Die Versprechungen der Kinderosteopathie, etwaige Entwicklungshindernisse früh zu erkennen und sanft zu behandeln, kommt bei vielen Eltern an, während wohl nur den wenigsten das spirituelle Gedankengebäude der Osteopathie bekannt sein wird, schreibt Teichmann. "Im besten Fall gibt Kinderosteopathie den Eltern Sicherheit. Im schlechtesten Fall werden Ängste instrumentalisiert und die Kinder pathologisiert." Es bleibt die Frage, wie die Osteopathie reagieren wird, wenn sich die Hypothesen zur Wirksamkeit weiterhin nicht bewahrheiten. Dann wird die Zeit zeigen, ob sie von ihren Überzeugungen ablassen oder weiter ihren Gefühlen folgen wird.

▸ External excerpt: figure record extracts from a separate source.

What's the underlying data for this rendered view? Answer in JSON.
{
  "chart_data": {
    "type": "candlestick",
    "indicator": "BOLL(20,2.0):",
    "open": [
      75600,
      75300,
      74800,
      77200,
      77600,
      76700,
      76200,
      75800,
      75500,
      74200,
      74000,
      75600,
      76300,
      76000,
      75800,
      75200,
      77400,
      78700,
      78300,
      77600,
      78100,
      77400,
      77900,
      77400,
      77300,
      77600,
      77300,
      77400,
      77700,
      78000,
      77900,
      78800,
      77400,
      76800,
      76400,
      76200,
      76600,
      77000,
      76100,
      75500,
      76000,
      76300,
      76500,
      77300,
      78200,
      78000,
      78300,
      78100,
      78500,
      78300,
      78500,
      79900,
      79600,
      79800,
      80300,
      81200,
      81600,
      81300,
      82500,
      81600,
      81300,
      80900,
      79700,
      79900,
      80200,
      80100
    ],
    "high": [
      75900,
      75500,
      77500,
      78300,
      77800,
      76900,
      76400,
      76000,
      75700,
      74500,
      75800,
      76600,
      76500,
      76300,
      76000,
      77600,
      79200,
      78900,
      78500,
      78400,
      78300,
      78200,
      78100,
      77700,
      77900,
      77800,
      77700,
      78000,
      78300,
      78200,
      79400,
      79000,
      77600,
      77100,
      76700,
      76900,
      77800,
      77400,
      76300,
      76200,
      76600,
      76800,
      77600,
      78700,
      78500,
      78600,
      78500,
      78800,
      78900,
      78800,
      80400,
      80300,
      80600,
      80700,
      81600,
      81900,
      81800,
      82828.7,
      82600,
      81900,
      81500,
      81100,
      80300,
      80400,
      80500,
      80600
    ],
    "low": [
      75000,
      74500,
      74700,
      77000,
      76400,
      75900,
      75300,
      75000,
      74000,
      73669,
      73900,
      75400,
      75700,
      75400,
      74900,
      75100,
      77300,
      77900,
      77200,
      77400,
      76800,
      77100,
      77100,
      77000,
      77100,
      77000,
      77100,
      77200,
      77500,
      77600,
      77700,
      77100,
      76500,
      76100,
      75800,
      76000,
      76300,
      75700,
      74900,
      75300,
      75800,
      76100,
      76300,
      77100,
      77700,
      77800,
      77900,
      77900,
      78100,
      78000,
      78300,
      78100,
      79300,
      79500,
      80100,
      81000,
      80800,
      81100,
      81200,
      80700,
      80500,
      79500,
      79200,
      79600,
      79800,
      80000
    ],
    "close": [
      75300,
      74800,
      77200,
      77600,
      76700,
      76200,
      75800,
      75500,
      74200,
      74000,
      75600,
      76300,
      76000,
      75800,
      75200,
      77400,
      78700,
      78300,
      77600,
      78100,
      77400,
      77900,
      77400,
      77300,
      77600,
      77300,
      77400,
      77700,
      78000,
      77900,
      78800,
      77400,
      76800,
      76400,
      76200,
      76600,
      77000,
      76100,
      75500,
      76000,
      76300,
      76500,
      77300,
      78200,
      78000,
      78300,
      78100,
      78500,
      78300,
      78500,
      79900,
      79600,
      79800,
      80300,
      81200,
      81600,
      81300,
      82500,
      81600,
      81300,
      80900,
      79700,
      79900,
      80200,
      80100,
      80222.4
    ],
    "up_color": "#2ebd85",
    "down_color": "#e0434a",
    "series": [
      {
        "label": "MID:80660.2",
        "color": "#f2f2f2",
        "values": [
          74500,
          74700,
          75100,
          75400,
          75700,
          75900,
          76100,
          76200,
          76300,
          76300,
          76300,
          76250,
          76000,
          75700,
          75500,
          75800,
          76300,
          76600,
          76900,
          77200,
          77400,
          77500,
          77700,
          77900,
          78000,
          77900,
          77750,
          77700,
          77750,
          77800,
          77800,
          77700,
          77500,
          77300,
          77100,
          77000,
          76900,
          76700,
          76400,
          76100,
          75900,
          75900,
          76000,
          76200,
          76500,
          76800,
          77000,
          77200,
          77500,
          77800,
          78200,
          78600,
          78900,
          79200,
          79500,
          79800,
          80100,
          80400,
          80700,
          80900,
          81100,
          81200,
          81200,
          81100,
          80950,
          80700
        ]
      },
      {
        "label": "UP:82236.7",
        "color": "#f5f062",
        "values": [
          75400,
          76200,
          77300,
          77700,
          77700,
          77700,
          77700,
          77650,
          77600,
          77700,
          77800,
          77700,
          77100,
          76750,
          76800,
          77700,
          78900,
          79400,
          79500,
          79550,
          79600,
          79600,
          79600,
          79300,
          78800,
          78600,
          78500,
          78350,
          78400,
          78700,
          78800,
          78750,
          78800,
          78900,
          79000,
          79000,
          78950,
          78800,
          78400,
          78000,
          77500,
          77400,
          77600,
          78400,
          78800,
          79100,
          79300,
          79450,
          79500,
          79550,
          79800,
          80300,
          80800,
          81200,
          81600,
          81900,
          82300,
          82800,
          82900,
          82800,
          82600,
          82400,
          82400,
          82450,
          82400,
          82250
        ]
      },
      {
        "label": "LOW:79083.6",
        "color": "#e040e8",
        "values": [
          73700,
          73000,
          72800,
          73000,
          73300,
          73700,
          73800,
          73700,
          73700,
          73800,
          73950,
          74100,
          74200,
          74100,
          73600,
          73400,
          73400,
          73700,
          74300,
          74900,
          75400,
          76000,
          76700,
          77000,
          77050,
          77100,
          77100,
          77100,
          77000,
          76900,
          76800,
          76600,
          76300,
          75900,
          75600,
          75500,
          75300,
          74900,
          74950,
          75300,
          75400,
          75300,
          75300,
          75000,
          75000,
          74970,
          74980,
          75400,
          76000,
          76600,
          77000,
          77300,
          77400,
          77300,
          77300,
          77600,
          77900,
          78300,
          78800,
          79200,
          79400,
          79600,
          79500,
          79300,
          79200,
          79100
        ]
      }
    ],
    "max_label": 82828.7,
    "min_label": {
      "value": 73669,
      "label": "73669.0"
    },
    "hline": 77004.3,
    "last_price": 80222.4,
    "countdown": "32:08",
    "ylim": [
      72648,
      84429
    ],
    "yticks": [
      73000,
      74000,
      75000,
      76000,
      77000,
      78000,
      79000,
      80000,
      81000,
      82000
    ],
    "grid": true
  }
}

Während zweifelhafte Therapien immer wieder Aufmerksamkeit erlangen, werden manche Krankheitsbilder in der Öffentlichkeit und durch Behandelnde noch zu wenig beachtet. Hier sei vor allem ME/CFS genannt, eine chronische Erkrankung mit gravierenden Symptomen wie starker Erschöpfung, Schmerzen sowie Schlaf- und Konzentrationsstörungen, die sich unter anderem aus Long Covid entwickeln kann. Zu den Betroffenen gehört auch die Beirätin der Giordano-Bruno-Stiftung und frühere Vizepräsidentin des hpd-Trägervereins, die Ärztin Dr. Natalie Grams.
Bekannt als langjährige Aufklärerin über Homöopathie, hat sie nun ein Buch über ihre Situation veröffentlicht. Im Interview mit Skeptiker-Chefreporter Bernd Harder schildert sie das Leben "im Freeze-Modus": "Ich bin die meiste Zeit bettlägerig, pflegeabhängig, kann mich nicht mehr alleine versorgen, geschweige denn meine Kinder, und kann nicht mehr arbeiten." Dennoch wird das Krankheitsbild ME/CFS vielfach verkannt. Vielleicht, weil die Mehrzahl der Betroffenen weiblich sei, und damit die Unterstellung, sie würden sich nur ein bisschen anstellen, so leicht möglich sei, mutmaßt Grams. "Und wie bockig sich ärztliche Kolleginnen und Kollegen anstellen können, wenn man ihnen eigene Fehler näherbringt, habe ich ja schon bei der Homöopathie-Aufklärung gemerkt."
In weiteren Beiträgen gehen Bernd Harder und die Psychologin Jasmina Eifert dem Phänomen Exorzismus nach. Die Position der Amtskirche kommt darin ebenso zur Sprache wie eine neue Bewegung von Teufels- und Dämonenaustreibern, die auf YouTube und TikTok für sich wirbt.